La tour d'or blanc
Jean-Michel Othoniel
Mediator - Eric Foucault
Supporters - Fondation de France, ville d’Amboise, Les vign’ amboisiennes
Quartier du bout des ponts, Amboise, Indre-et-Loire, France, en cours, phase d’étude technique
The context
A group of winegrowers from the Amboise region have asked Christian Guyon, mayor of Amboise, to promote the presence of Touraine-Amboise appellation wine, in particular by installing a work of art. Concerned about the artistic quality of the Ambois heritage, the mayor wanted this artistic commission to be entrusted to a recognized contemporary artist. The sculpture will have to be installed on the roundabout at the end of Marshal Leclerc's bridge. She will talk about viticulture. The relatively short traffic conditions around the roundabout imply an obvious reading of the evocation of wine through the work, which should signal and bring a strong identity to the district at the end of bridges and between bridges. It will be able to evoke the metallurgical industrial past of the district, the first wine presses were created there. The roundabout is currently equipped with a candelabra with two bulbs providing extensive lighting on the square. This floor lamp can be removed or moved. In this case, the artistic project must take into account the need for lighting on the square, as light can be one of the characteristics of the work.
The commission
Eternal Network proposed to entrust this commission to the artist Jean-Michel Othoniel who, for the past ten years or so, has been making public commissions.
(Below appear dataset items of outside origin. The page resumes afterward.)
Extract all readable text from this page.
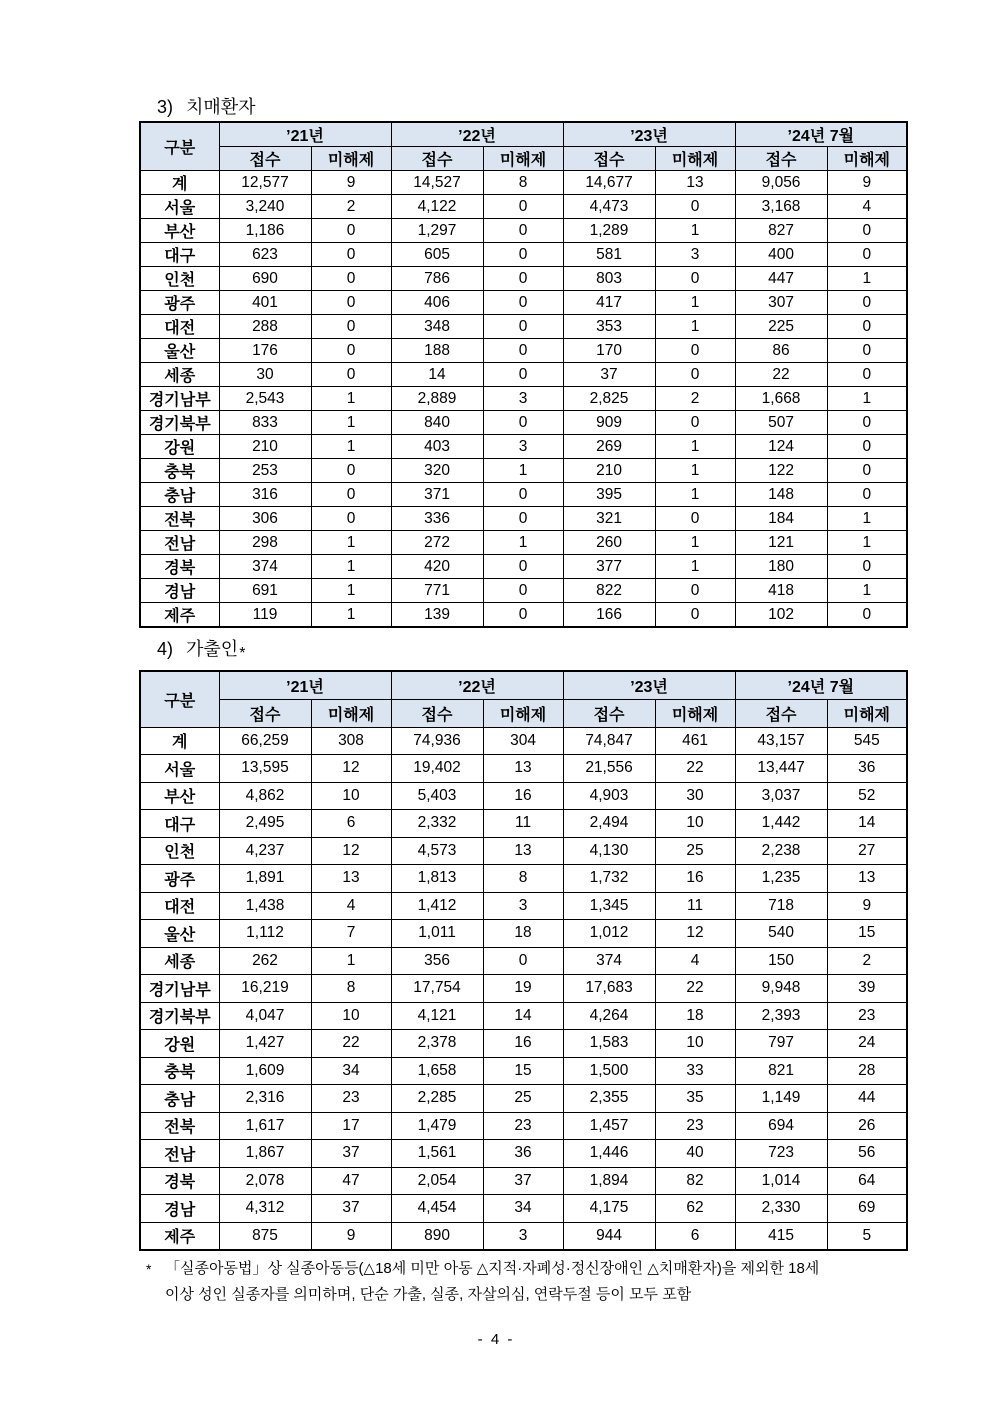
3) 치매환자
구분	’21년		’22년		’23년		’24년 7월	
	접수	미해제	접수	미해제	접수	미해제	접수	미해제
계	12,577	9	14,527	8	14,677	13	9,056	9
서울	3,240	2	4,122	0	4,473	0	3,168	4
부산	1,186	0	1,297	0	1,289	1	827	0
대구	623	0	605	0	581	3	400	0
인천	690	0	786	0	803	0	447	1
광주	401	0	406	0	417	1	307	0
대전	288	0	348	0	353	1	225	0
울산	176	0	188	0	170	0	86	0
세종	30	0	14	0	37	0	22	0
경기남부	2,543	1	2,889	3	2,825	2	1,668	1
경기북부	833	1	840	0	909	0	507	0
강원	210	1	403	3	269	1	124	0
충북	253	0	320	1	210	1	122	0
충남	316	0	371	0	395	1	148	0
전북	306	0	336	0	321	0	184	1
전남	298	1	272	1	260	1	121	1
경북	374	1	420	0	377	1	180	0
경남	691	1	771	0	822	0	418	1
제주	119	1	139	0	166	0	102	0
4) 가출인*
구분	’21년		’22년		’23년		’24년 7월	
	접수	미해제	접수	미해제	접수	미해제	접수	미해제
계	66,259	308	74,936	304	74,847	461	43,157	545
서울	13,595	12	19,402	13	21,556	22	13,447	36
부산	4,862	10	5,403	16	4,903	30	3,037	52
대구	2,495	6	2,332	11	2,494	10	1,442	14
인천	4,237	12	4,573	13	4,130	25	2,238	27
광주	1,891	13	1,813	8	1,732	16	1,235	13
대전	1,438	4	1,412	3	1,345	11	718	9
울산	1,112	7	1,011	18	1,012	12	540	15
세종	262	1	356	0	374	4	150	2
경기남부	16,219	8	17,754	19	17,683	22	9,948	39
경기북부	4,047	10	4,121	14	4,264	18	2,393	23
강원	1,427	22	2,378	16	1,583	10	797	24
충북	1,609	34	1,658	15	1,500	33	821	28
충남	2,316	23	2,285	25	2,355	35	1,149	44
전북	1,617	17	1,479	23	1,457	23	694	26
전남	1,867	37	1,561	36	1,446	40	723	56
경북	2,078	47	2,054	37	1,894	82	1,014	64
경남	4,312	37	4,454	34	4,175	62	2,330	69
제주	875	9	890	3	944	6	415	5
* 「실종아동법」상 실종아동등(△18세 미만 아동 △지적·자폐성·정신장애인 △치매환자)을 제외한 18세
이상 성인 실종자를 의미하며, 단순 가출, 실종, 자살의심, 연락두절 등이 모두 포함
- 4 -
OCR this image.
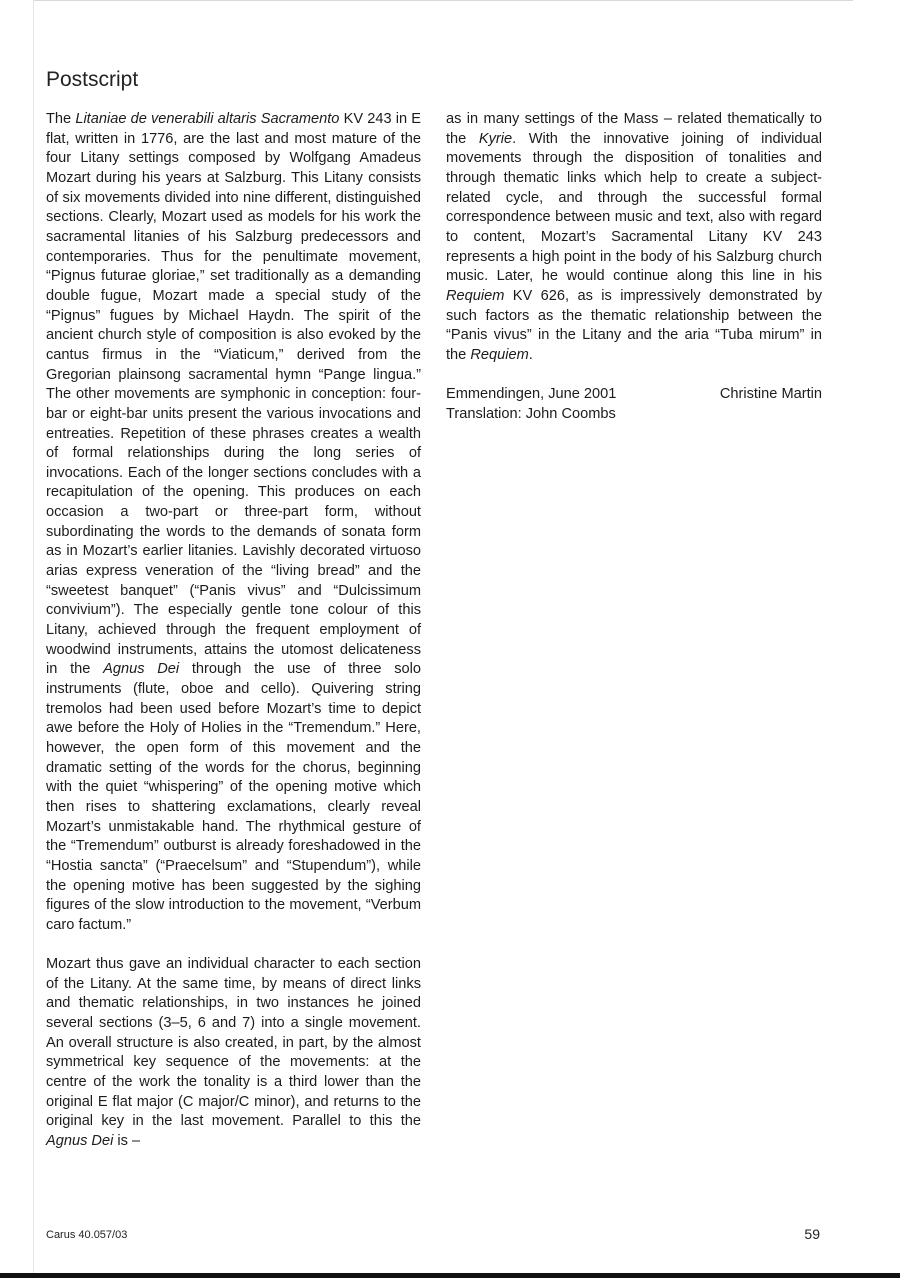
Postscript

The Litaniae de venerabili altaris Sacramento KV 243 in E flat, written in 1776, are the last and most mature of the four Litany settings composed by Wolfgang Amadeus Mozart during his years at Salzburg. This Litany consists of six movements divided into nine different, distinguished sections. Clearly, Mozart used as models for his work the sacramental litanies of his Salzburg predecessors and contemporaries. Thus for the penultimate movement, “Pignus futurae gloriae,” set traditionally as a demanding double fugue, Mozart made a special study of the “Pignus” fugues by Michael Haydn. The spirit of the ancient church style of composition is also evoked by the cantus firmus in the “Viaticum,” derived from the Gregorian plainsong sacramental hymn “Pange lingua.” The other movements are symphonic in conception: four-bar or eight-bar units present the various invocations and entreaties. Repetition of these phrases creates a wealth of formal relationships during the long series of invocations. Each of the longer sections concludes with a recapitulation of the opening. This produces on each occasion a two-part or three-part form, without subordinating the words to the demands of sonata form as in Mozart’s earlier litanies. Lavishly decorated virtuoso arias express veneration of the “living bread” and the “sweetest banquet” (“Panis vivus” and “Dulcissimum convivium”). The especially gentle tone colour of this Litany, achieved through the frequent employment of woodwind instruments, attains the utomost delicateness in the Agnus Dei through the use of three solo instruments (flute, oboe and cello). Quivering string tremolos had been used before Mozart’s time to depict awe before the Holy of Holies in the “Tremendum.” Here, however, the open form of this movement and the dramatic setting of the words for the chorus, beginning with the quiet “whispering” of the opening motive which then rises to shattering exclamations, clearly reveal Mozart’s unmistakable hand. The rhythmical gesture of the “Tremendum” outburst is already foreshadowed in the “Hostia sancta” (“Praecelsum” and “Stupendum”), while the opening motive has been suggested by the sighing figures of the slow introduction to the movement, “Verbum caro factum.”

Mozart thus gave an individual character to each section of the Litany. At the same time, by means of direct links and thematic relationships, in two instances he joined several sections (3–5, 6 and 7) into a single movement. An overall structure is also created, in part, by the almost symmetrical key sequence of the movements: at the centre of the work the tonality is a third lower than the original E flat major (C major/C minor), and returns to the original key in the last movement. Parallel to this the Agnus Dei is –

as in many settings of the Mass – related thematically to the Kyrie. With the innovative joining of individual movements through the disposition of tonalities and through thematic links which help to create a subject-related cycle, and through the successful formal correspondence between music and text, also with regard to content, Mozart’s Sacramental Litany KV 243 represents a high point in the body of his Salzburg church music. Later, he would continue along this line in his Requiem KV 626, as is impressively demonstrated by such factors as the thematic relationship between the “Panis vivus” in the Litany and the aria “Tuba mirum” in the Requiem.

Emmendingen, June 2001	Christine Martin
Translation: John Coombs
Carus 40.057/03	59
Particularly attentive to the context in which he works, the artist succeeds, through his works, in creating new narratives, small enchanting fictions capable of transfiguring the place, giving it a new identity.
Jean-Michel Othoniel
Born in 1964 in Saint-Etienne, lives and works in Paris (France). He has gradually invented an imaginary universe with multiple aspects (drawings, sculptures, photographs, writings, choreographies or videos), and within which the reversible qualities of the objects that surround us must be fully accepted.